“Name?” Meredith Skinner asks me as I approach the check-in desk. Of course, she would be the one bossing everyone around, still. She wears a placid smile, no recognition in her eyes. She’s probably already dismissed me mentally, reasoning if she doesn’t remember me, I must not have been worth knowing. Not much has changed.
The color drains from her face as she looks down at the basket full of pre-printed name badges, fumbling through them with none of the grace she always pretended to have when we were in school.
“Errr…I don’t…uhhh…see you here…” she stammers, her breaths coming quickly.
“It’s fine.” I pick up one of the blank badges probably reserved for spouses and plus-ones and quickly fill in my name, sticking it to the front of my red dress proudly. “Good to see you, Mer.” I smile at her before entering the ballroom. I think she’s on the verge of hyperventilation.
No one recognizes me at first, but I know them so well. There’s Tommy Frazier, the former jock, standing next to Laura Brooks, well, it’s probably Frazier now too. I read on the alumni website they’d gotten married right after high school. There’s Tiff Stanton and Delia Jones, the party girls, out on the dance floor with guys I’m assuming are their husbands, but with Delia and Tiff, who really knows. In the corner of the room, nursing a drink, is Cat Fiore, my high school bestie, who I hear is some do-gooder type now, running a charity that gets clean drinking water to people in third-world countries. Penance.
I decide I need a drink if I’m really going to do this and head straight to the bar. I haven’t even signaled the bartender yet when greasy Charles Macklin takes a seat next to me. He was a player in high school, always chasing girls. I don’t see a ring on his finger, so he must still be up to his old ways.
“Hello.” He adds 100 L’s. He smells like too much cologne and I wrinkle my nose, stifling a sneeze.
“Are you here with someone? I’m sure I would have remembered you if we were in school together.”
“You don’t remember me, Charlie?” I ask, enjoying his look of confusion.
“Should I?” He motions for the bartender. “I’ll have a beer and she’ll take a…”

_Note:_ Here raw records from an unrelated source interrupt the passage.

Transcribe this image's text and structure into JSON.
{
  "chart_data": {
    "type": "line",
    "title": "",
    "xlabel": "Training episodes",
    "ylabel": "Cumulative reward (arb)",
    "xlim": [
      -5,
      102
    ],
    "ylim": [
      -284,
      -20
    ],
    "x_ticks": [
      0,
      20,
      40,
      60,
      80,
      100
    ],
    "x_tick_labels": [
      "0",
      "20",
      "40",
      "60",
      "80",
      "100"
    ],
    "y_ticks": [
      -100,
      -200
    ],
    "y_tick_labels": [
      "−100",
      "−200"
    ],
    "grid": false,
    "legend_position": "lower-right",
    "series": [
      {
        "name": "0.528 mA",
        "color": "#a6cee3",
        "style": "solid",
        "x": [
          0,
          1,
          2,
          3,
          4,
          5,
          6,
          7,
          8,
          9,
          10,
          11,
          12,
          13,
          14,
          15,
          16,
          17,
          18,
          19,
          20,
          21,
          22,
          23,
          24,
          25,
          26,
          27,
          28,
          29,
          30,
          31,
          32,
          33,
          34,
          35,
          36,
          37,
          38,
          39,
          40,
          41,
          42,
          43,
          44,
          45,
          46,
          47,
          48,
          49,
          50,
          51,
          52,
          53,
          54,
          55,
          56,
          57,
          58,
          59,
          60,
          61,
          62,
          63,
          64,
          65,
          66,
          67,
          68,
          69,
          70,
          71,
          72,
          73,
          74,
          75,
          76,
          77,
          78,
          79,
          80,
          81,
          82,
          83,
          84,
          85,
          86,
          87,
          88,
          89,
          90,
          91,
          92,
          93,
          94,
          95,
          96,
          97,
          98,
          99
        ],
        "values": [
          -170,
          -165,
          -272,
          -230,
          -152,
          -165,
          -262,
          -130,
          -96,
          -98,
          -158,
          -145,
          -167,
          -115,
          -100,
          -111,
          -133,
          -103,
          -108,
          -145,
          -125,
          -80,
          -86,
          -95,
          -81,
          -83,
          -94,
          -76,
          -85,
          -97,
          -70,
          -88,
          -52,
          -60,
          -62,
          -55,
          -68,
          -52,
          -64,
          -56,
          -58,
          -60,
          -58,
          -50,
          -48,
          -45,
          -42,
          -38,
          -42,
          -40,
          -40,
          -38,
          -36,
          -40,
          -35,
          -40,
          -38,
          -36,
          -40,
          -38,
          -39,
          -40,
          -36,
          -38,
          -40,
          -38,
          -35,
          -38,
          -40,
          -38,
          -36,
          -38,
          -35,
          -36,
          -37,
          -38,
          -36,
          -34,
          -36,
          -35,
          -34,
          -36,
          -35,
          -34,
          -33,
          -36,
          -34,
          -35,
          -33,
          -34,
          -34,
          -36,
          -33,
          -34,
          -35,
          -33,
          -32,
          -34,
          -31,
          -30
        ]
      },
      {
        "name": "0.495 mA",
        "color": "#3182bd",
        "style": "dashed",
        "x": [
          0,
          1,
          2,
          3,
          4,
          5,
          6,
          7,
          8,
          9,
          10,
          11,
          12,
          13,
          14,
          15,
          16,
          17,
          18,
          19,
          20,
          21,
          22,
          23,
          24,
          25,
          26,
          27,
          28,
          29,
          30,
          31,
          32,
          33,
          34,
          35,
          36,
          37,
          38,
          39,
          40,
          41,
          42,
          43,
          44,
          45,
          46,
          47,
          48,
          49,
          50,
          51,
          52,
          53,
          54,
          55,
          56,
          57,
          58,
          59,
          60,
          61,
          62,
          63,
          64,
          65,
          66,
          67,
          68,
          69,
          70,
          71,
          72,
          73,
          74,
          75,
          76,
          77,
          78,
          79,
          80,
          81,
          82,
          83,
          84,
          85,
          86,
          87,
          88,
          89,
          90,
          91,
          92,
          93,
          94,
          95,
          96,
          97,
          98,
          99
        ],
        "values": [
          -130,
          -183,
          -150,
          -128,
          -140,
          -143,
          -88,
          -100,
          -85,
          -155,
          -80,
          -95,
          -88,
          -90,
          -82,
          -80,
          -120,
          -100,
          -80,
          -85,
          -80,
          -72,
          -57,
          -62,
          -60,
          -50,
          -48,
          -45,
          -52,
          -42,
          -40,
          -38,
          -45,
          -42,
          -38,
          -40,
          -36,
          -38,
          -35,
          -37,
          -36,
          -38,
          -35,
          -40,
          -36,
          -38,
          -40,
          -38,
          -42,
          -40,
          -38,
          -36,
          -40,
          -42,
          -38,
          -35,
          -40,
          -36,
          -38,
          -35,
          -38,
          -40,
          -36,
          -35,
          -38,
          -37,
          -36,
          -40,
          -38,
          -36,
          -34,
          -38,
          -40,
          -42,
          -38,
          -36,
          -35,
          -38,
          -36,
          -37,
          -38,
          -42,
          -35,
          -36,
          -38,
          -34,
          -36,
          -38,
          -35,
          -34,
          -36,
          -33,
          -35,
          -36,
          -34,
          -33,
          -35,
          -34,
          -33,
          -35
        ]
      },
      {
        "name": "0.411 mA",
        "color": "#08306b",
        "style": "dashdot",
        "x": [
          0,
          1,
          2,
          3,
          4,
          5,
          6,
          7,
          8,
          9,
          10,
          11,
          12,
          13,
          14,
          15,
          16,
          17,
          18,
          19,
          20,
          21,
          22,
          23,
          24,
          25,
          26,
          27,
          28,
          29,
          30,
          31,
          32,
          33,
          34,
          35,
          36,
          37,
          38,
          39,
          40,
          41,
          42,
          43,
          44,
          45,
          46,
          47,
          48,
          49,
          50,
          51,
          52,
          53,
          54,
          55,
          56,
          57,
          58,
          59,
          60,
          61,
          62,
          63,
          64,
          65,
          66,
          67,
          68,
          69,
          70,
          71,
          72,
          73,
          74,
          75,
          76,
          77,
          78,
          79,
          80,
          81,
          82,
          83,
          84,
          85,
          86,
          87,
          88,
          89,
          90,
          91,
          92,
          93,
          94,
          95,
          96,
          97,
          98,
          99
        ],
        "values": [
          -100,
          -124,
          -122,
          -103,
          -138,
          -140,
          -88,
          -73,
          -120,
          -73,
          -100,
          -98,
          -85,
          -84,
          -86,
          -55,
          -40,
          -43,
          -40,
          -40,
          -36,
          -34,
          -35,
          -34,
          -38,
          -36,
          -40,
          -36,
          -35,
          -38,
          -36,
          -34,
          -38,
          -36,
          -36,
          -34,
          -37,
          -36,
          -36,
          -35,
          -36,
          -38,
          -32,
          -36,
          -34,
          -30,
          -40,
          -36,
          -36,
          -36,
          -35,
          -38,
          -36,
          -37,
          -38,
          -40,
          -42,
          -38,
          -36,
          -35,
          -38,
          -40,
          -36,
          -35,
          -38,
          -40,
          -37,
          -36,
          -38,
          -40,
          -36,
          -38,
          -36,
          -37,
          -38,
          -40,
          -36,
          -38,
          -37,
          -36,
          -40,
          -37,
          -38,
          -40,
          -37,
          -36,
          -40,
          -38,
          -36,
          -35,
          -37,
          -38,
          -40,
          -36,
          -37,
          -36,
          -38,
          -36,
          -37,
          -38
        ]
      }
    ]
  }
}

“Martini. Dry. Extra olives.”
He turns back to me proudly as though I should be grateful. It is an open bar.
“So, why don’t I remember you? Were you one of those late-bloomer types? A wallflower?” He chuckles.
“Well, I was a bit shy, but I’m sure you remember me, Charlie. It’s me, Casey.”
I see him mentally scrolling through a list of all the Caseys he knows, having already decided I couldn’t be THAT Casey.
The bartender returns with our drinks but he doesn’t notice. He mumbles some excuse about needing to talk to someone and rushes away, nearly knocking over a stool in his wake. I notice he makes a beeline for Cat, whose eyes widen in surprise as he whispers in her ear urgently.
Of course they’re all shocked and running scared. These people all thought I was lost forever, which is to be expected, since they left me for dead.